Israel has been a focal point on campus for the past two weeks. The past two weeks have painted two visions of Israel, two different perspectives on the Middle East, and two very different interpretations on the Israeli-Arab conflict. I think this issue on campus boils down to a very simple question: do the Jewish people have a right to a state in their ancestral homeland? One very bigoted side says no, and the other side says the Jewish people have the right to self-determination, the same way any other people have the right to self-determination.

Last week on campus, the MSU sponsored an event which they call “Anti-Zionism Week.” What is anti-Zionism? At its very simplest definition, Zionism is the national liberation movement for the return of the Jewish people to their homeland, the land of Israel. Basically, it is the belief that the Jewish people have a right to their own nation-state like every other peoplehood. It is the movement for the Jews to regain sovereignty over their indigenous homeland, the homeland they have maintained a continuous presence in for 3300 years.

Anti-Zionism is going against this movement, using a double standard to deprive the Jews of a homeland. As Martin Luther King Jr. once famously said, “When people criticize Zionists, they mean Jews. You are talking anti-Semitism.” Why do many want to deprive the Jewish nation of a homeland?

I think this question can be traced back to the origins of the words “Jew” and “Palestinian.” Where does the word Jew come from?

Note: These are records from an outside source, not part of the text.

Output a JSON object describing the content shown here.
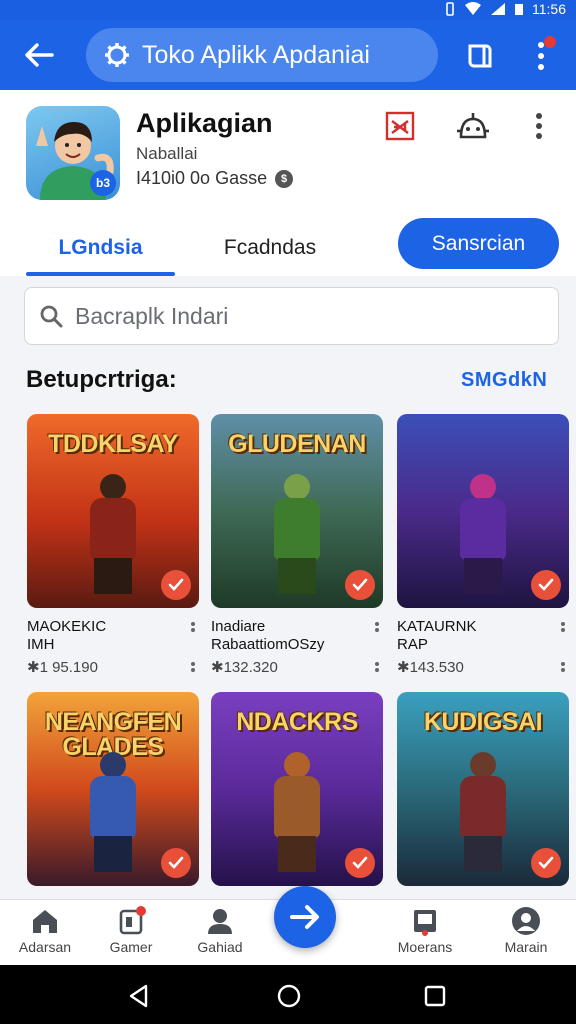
{
  "status_bar": {
    "time": "11:56"
  },
  "app_bar": {
    "search_text": "Toko Aplikk Apdaniai"
  },
  "app": {
    "name": "Aplikagian",
    "developer": "Naballai",
    "stats": "I410i0 0o Gasse"
  },
  "tabs": [
    {
      "label": "LGndsia",
      "active": true
    },
    {
      "label": "Fcadndas",
      "active": false
    }
  ],
  "subscribe_label": "Sansrcian",
  "search": {
    "placeholder": "Bacraplk Indari"
  },
  "section": {
    "title": "Betupcrtriga:",
    "link": "SMGdkN"
  },
  "games": [
    {
      "art_title": "TDDKLSAY",
      "name": "MAOKEKIC\nIMH",
      "rating": "✱1 95.190",
      "palette": "red"
    },
    {
      "art_title": "GLUDENAN",
      "name": "Inadiare\nRabaattiomOSzy",
      "rating": "✱132.320",
      "palette": "green"
    },
    {
      "art_title": "",
      "name": "KATAURNK\nRAP",
      "rating": "✱143.530",
      "palette": "purple"
    },
    {
      "art_title": "NEANGFEN\nGLADES",
      "name": "",
      "rating": "",
      "palette": "orange"
    },
    {
      "art_title": "NDACKRS",
      "name": "",
      "rating": "",
      "palette": "violet"
    },
    {
      "art_title": "KUDIGSAI",
      "name": "",
      "rating": "",
      "palette": "teal"
    }
  ],
  "bottom_nav": [
    {
      "label": "Adarsan",
      "icon": "home-icon"
    },
    {
      "label": "Gamer",
      "icon": "games-icon"
    },
    {
      "label": "Gahiad",
      "icon": "profile-icon"
    },
    {
      "label": "Moerans",
      "icon": "store-icon"
    },
    {
      "label": "Marain",
      "icon": "account-icon"
    }
  ],
  "colors": {
    "primary": "#1d63e6",
    "accent": "#e8503a"
  }
}
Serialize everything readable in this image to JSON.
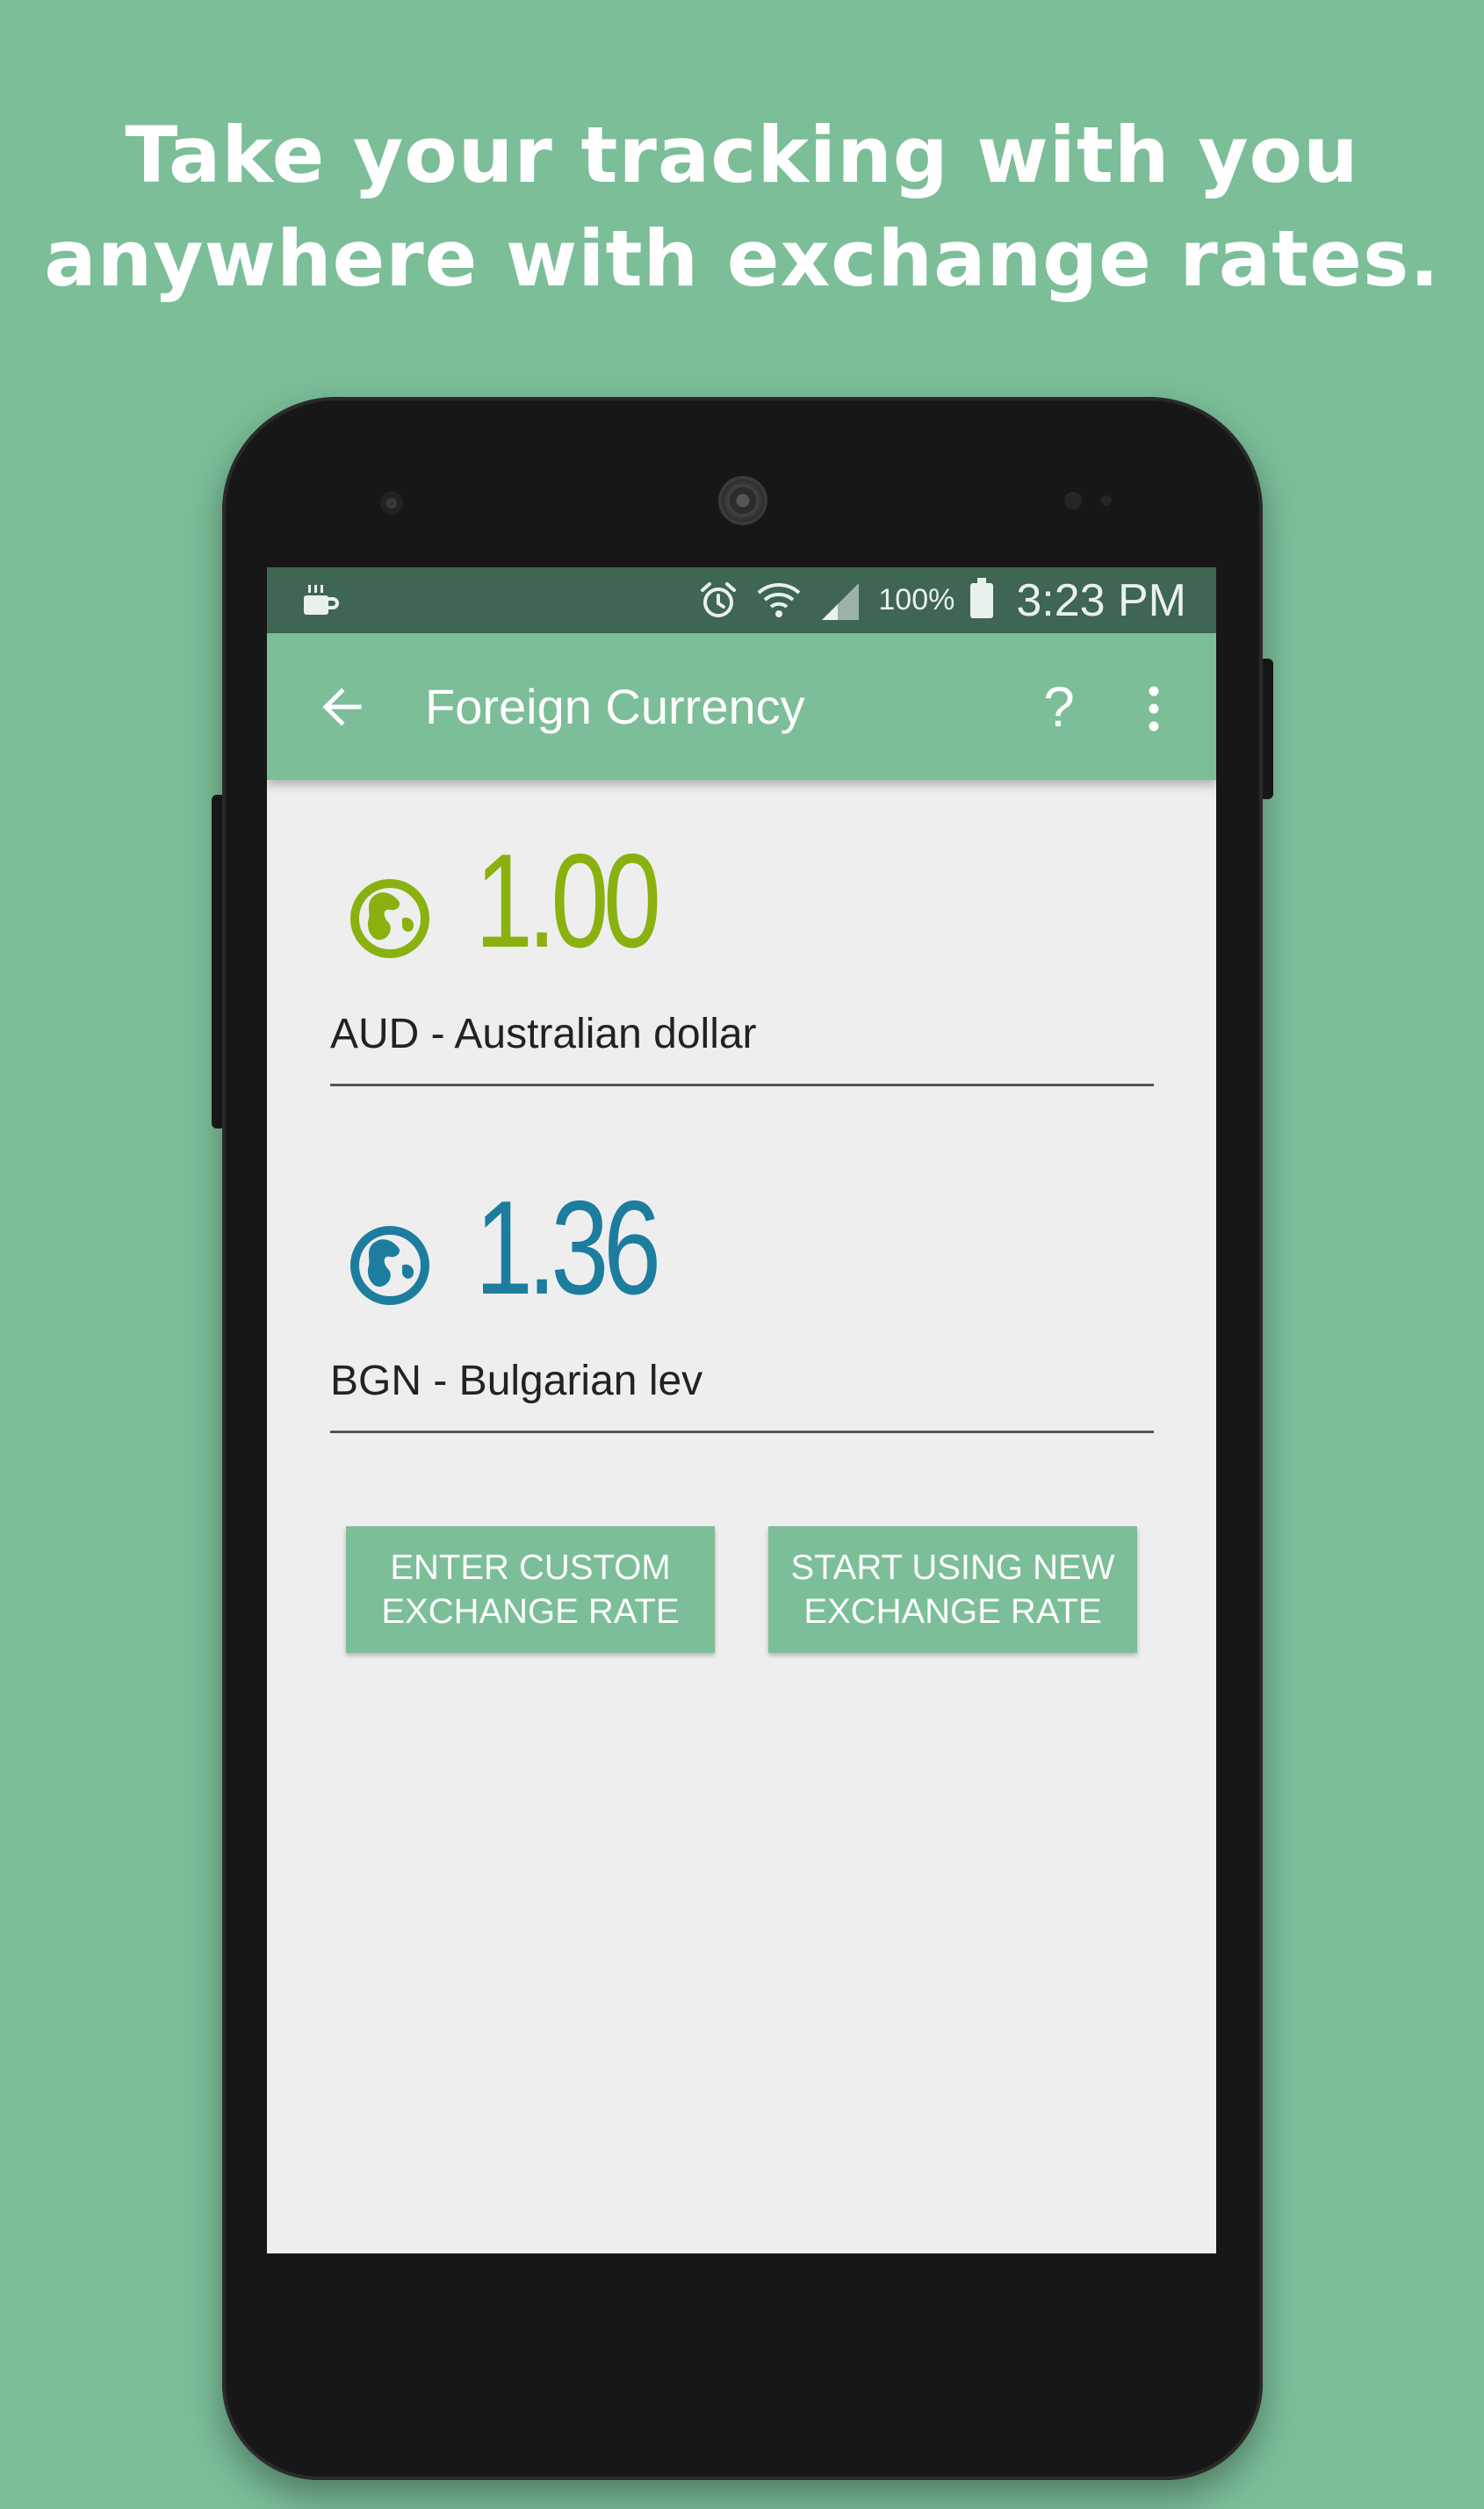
{
  "promo": {
    "line1": "Take your tracking with you",
    "line2": "anywhere with exchange rates."
  },
  "statusbar": {
    "battery_percent": "100%",
    "time": "3:23 PM",
    "icons": [
      "coffee-notification-icon",
      "alarm-icon",
      "wifi-icon",
      "signal-icon",
      "battery-icon"
    ]
  },
  "appbar": {
    "title": "Foreign Currency",
    "help": "?",
    "icons": [
      "back-arrow-icon",
      "help-icon",
      "more-vert-icon"
    ]
  },
  "currencies": [
    {
      "amount": "1.00",
      "label": "AUD - Australian dollar",
      "color": "#8ab10f",
      "icon": "globe-icon"
    },
    {
      "amount": "1.36",
      "label": "BGN - Bulgarian lev",
      "color": "#1c7d9e",
      "icon": "globe-icon"
    }
  ],
  "buttons": {
    "custom_rate": "ENTER CUSTOM EXCHANGE RATE",
    "new_rate": "START USING NEW EXCHANGE RATE"
  },
  "colors": {
    "background": "#7bbe98",
    "statusbar": "#3f6553",
    "screen": "#eeeeee"
  }
}
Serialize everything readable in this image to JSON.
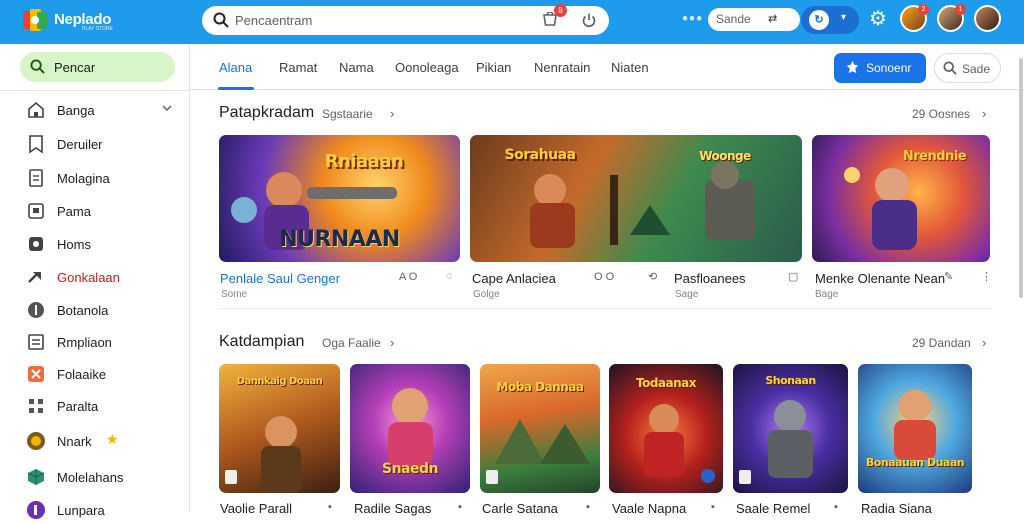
{
  "app": {
    "brand": "Neplado",
    "brand_sub": "PLAY STORE"
  },
  "search": {
    "placeholder": "Pencaentram",
    "cart_count": "8"
  },
  "topbar": {
    "pill_text": "Sande",
    "notify": [
      "2",
      "1"
    ]
  },
  "side_search_label": "Pencar",
  "sidebar": {
    "items": [
      {
        "label": "Banga",
        "icon": "home-icon"
      },
      {
        "label": "Deruiler",
        "icon": "bookmark-icon"
      },
      {
        "label": "Molagina",
        "icon": "document-icon"
      },
      {
        "label": "Pama",
        "icon": "flag-icon"
      },
      {
        "label": "Homs",
        "icon": "settings-icon"
      },
      {
        "label": "Gonkalaan",
        "icon": "arrow-icon"
      },
      {
        "label": "Botanola",
        "icon": "shield-icon"
      },
      {
        "label": "Rmpliaon",
        "icon": "list-icon"
      },
      {
        "label": "Folaaike",
        "icon": "fire-icon"
      },
      {
        "label": "Paralta",
        "icon": "grid-icon"
      },
      {
        "label": "Nnark",
        "icon": "medal-icon"
      },
      {
        "label": "Molelahans",
        "icon": "cube-icon"
      },
      {
        "label": "Lunpara",
        "icon": "badge-icon"
      }
    ]
  },
  "tabs": [
    {
      "label": "Alana"
    },
    {
      "label": "Ramat"
    },
    {
      "label": "Nama"
    },
    {
      "label": "Oonoleaga"
    },
    {
      "label": "Pikian"
    },
    {
      "label": "Nenratain"
    },
    {
      "label": "Niaten"
    }
  ],
  "buttons": {
    "primary": "Sonoenr",
    "secondary": "Sade"
  },
  "section1": {
    "title": "Patapkradam",
    "sub": "Sgstaarie",
    "right": "29 Oosnes",
    "cards": [
      {
        "art_title": "Rniaaan",
        "art_bottom": "NURNAAN",
        "title": "Penlale Saul Genger",
        "sub": "Some",
        "meta": "A O"
      },
      {
        "art_title": "Sorahuaa",
        "art_title2": "Woonge",
        "title": "Cape Anlaciea",
        "sub": "Golge",
        "meta": "O O"
      },
      {
        "title": "Pasfloanees",
        "sub": "Sage"
      },
      {
        "art_title": "Nrendnie",
        "title": "Menke Olenante Nean",
        "sub": "Bage"
      }
    ]
  },
  "section2": {
    "title": "Katdampian",
    "sub": "Oga Faalie",
    "right": "29 Dandan",
    "tiles": [
      {
        "art_title": "Dannkaig Doaan",
        "title": "Vaolie Parall"
      },
      {
        "art_title": "Snaedn",
        "title": "Radile Sagas"
      },
      {
        "art_title": "Moba Dannaa",
        "title": "Carle Satana"
      },
      {
        "art_title": "Todaanax",
        "title": "Vaale Napna"
      },
      {
        "art_title": "Shonaan",
        "title": "Saale Remel"
      },
      {
        "art_title": "Bonaauan Duaan",
        "title": "Radia Siana"
      }
    ]
  },
  "colors": {
    "topbar": "#1e9bea",
    "accent": "#1a73e8",
    "side_search_bg": "#d8f5c9"
  }
}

It is fundamental to note that the Jewish people are a nation who happen to have the common religion of Judaism. A Jew is not a Jew because he practices Judaism, rather, he is a Jew because his ancestors are Jewish. The origin of the word Jew (ye-hu-dee in Hebrew) comes from the Judea (Ye-hu-dah). Where exactly is Judea/Yehuda? The hills south of Jerusalem, part of the West Bank of the Jordan River, one of the areas anti-Israel activists are trying to claim never had a Jewish presence. Only one period in the past 3000 years have the Jews not lived in Judea; the period from 1949-1967 when the land was illegally occupied by the Jordanians and Jews were removed from the area.

Where does the word Palestinian come from? The Jews had sovereignty over the borders of modern day Israel from 1000-586 B.C.E with the first Jewish kingdom. The second Jewish Kingdom was 538-63 B.C.E. Upon the destruction of the Jewish Kingdom by the Romans in the year 70 A.D, the Romans named Judea “Palaestina” to erase the Jewish connection to the land. Palaestina was named after the ancient Philistines, the enemy of the Jewish nation thousands of years ago. The Philistines are an extinct nation and have zero connection to the modern Palestinian people.

Now, this is not the rhetoric told at UC Irvine, so let me use a modern linguistic example to illustrate my point. There is a city in Hebrew called Shchem, and in Arabic it is called Nabulus. Israelis refer to it as Shchem because that was the original name used in the Jewish Bible, and has been used for over 3500 years. Palestinians call the city Nabulus. The Jewish origin traces back to the Bible, whereas the Arabic origin traces back to the Roman conquest of Israel. The Romans renamed the city after the famous city of Naples. In Arabic, the “p” sound is a “b”, thus Naples evolved into Nabulus.

Another great example in the question of who is indigenous is the evidence left around the Temple Mount. The Temple Mount, a fundamental place in the 3 Abrahamic religions, was built by the Jews. Two Temples, Jewish holy sites, were build there by the Jews. Only after the second Jewish exile by the Romans did Christian holy sites start appearing, and well after that did Islamic holy sites exist. This is not a religious proof for the Jews, rather, it is a historic fact at the most basic level that the Jews were in Israel long before other nations.

Getting back to the original question, do the Jewish people have a right to their homeland? I would argue the following points: the Jewish people have maintained a continuous presence in their indigenous homeland of Israel for over 3300 years. The Jews revived a dead language, wear some of the same cultural clothing, and celebrate the same holidays. Walking down the streets of Israel, I could see Jewish history from every period for well over the past 3000 years. The Jews are indigenous, are an organic and authentic part of the Middle East, and the re-creation of the Jewish state of Israel in 1948 was not an act of colonization or imperialism, but rather the rightful owners of the area returning home.